In the Nov. 4 race for two council seats, all five candidates received 18 percent to 22 percent of the vote apiece, according to final election results certified Wednesday.
The top two vote-getters, incumbent John Hamon and newcomer Jim Reed, were elected to the two open council seats.
Council members have indicated they’re likely to pick the third-place finisher to fill Martin’s council seat, once he vacates it to become mayor. But that’s not a done deal.
Reed won the second seat with 2,606 votes, followed by Duane Picanco, who trailed Reed by 14 votes.
Behind Reed by 20 votes was newcomer Pam Avila. And, 212 votes behind her was Planning Commissioner Steve Gregory.
Picanco, Avila and Gregory all told The Tribune that they would like a shot at the mid-term seat.
Picanco, the city’s five-time mayor opted to run for a council seat, saying he wanted more time for family and less time devoted to mayoral public appearances. Voters in 2012 decided the mayor's term should be extended from two to four years starting this year.
“In the campaign, the council was urged by several members of the community to go with the third highest vote getter for that seat,” Martin said. “In the spirit of staying true to that, then I would support Duane.”
Councilman Fred Strong, Reed and Hamon all agreed that selecting the third-place candidate seemed to be what the community wants, but the trio also said they plan to go into the Dec. 2 meeting with an open mind.
Avila and Gregory said it’s clear from the tight race that voters want to see some fresh faces on the council.
However, losing Picanco could put Paso Robles in a position where it loses having a city representative on the regional board that will eventually oversee the formation of a water district to manage the Paso Robles groundwater basin, the city’s main source of water.

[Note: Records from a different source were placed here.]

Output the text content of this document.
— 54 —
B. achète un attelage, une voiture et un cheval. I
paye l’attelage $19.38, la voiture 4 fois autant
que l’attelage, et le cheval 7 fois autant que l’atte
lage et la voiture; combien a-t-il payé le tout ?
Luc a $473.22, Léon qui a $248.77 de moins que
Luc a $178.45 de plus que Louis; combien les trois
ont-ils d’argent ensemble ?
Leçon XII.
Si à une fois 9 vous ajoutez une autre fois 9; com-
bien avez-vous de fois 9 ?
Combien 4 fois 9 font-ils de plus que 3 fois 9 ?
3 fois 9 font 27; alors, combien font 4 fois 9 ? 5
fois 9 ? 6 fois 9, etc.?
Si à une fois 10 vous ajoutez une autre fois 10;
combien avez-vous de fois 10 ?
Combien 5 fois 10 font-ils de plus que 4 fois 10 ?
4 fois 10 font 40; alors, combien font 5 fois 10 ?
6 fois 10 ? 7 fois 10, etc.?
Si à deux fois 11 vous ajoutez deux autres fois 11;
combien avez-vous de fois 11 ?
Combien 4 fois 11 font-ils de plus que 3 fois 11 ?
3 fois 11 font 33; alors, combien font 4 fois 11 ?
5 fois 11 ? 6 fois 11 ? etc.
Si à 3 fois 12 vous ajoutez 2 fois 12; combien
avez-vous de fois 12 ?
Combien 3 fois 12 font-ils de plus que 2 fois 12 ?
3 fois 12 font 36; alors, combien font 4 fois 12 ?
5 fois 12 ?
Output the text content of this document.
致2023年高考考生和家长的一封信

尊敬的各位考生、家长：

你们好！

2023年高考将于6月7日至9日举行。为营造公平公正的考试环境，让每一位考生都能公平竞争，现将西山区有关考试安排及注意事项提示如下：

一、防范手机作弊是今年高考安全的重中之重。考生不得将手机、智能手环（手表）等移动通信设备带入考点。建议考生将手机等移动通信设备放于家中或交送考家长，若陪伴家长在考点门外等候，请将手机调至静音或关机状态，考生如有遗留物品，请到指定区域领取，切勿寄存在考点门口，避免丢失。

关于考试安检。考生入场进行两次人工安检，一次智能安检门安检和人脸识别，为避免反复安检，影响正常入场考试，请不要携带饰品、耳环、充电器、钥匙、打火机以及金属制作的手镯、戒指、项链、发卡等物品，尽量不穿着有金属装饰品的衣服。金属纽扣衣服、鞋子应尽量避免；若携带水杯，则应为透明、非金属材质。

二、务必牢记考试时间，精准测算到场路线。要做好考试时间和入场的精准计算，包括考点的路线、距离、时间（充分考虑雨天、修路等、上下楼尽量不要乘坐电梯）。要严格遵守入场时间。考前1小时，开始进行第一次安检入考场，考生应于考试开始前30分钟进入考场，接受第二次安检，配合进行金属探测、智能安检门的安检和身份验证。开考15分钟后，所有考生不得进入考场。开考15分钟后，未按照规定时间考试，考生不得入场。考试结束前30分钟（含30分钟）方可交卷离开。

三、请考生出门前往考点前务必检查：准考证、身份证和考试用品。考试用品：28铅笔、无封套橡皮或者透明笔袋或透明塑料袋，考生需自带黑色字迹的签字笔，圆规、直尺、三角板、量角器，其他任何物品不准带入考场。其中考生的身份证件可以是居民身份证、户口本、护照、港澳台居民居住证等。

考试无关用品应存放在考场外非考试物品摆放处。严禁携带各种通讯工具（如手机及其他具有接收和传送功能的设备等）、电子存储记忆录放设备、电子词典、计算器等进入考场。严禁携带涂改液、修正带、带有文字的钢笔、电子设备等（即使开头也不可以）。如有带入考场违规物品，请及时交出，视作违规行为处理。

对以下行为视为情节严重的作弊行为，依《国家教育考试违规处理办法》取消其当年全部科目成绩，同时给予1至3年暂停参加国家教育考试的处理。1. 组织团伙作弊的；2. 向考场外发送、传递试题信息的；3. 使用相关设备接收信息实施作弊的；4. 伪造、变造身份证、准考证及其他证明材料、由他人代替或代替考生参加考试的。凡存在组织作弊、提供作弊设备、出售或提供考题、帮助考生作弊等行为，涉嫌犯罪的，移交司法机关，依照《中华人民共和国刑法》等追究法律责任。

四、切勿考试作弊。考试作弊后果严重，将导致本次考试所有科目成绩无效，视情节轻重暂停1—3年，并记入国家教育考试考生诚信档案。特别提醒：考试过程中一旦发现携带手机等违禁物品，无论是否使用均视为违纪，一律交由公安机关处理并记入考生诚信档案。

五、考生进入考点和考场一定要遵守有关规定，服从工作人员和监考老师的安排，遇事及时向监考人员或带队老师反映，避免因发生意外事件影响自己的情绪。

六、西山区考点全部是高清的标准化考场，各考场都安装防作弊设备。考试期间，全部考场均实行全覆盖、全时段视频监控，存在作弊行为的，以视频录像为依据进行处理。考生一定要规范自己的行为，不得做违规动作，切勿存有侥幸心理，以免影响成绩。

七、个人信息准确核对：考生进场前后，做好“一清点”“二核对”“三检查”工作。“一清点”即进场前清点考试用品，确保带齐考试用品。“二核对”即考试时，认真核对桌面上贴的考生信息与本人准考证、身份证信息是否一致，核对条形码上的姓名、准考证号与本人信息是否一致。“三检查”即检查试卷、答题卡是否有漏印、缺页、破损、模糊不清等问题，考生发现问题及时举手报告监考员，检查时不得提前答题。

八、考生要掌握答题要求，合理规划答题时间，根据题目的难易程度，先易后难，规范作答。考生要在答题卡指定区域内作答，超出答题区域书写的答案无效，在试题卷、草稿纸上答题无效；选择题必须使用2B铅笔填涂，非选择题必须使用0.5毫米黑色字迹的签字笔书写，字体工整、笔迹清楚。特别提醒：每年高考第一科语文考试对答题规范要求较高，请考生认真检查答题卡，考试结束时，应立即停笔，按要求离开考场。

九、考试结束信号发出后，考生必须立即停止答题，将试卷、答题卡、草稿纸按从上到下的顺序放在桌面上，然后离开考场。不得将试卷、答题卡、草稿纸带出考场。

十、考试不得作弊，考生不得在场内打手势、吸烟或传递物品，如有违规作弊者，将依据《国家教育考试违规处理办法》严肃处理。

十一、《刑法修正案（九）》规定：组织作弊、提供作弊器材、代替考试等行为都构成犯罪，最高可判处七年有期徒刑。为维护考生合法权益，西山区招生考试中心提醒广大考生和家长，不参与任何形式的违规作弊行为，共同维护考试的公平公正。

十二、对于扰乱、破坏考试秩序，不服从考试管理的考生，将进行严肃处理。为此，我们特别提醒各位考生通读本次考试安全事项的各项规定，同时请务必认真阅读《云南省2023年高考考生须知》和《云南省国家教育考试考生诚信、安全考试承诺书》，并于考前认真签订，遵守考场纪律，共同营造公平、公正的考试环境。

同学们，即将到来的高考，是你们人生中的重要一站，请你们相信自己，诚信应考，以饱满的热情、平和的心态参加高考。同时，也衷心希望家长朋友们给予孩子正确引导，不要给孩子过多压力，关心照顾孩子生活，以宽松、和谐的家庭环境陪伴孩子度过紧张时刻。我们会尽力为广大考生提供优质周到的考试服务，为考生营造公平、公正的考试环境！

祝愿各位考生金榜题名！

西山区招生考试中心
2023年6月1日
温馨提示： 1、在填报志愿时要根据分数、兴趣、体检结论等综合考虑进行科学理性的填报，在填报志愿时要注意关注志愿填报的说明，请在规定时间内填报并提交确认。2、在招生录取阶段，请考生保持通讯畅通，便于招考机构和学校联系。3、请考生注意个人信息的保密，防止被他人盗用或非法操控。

The Local Agency Formation Commission includes representatives from the county, the cities, special districts and the public, each with four-year terms. Picanco currently represents the board’s city designation, and his term expires in December 2015.
If Picanco is not serving on a city council, he loses his LAFCO seat, and his position would be up for grabs by any city council member among the county’s seven cities, commission officials said.
“Having been seated on LAFCO, I have the background and experience of how districts are formed and what the mitigation measures potentially could be,” Picanco said. “I just want to make sure that Paso Robles’ interests are served.”
By choosing to appoint, the council can make a decision the night of Dec. 2 or interview people for the position at a later date. The council has up to 60 days from Dec. 2 to decide.
It’s not the first time in recent memory that a Paso Robles City Council race came so close. In 2008, former councilman Gary Nemeth lost the mayoral seat to Picanco by just 41 votes.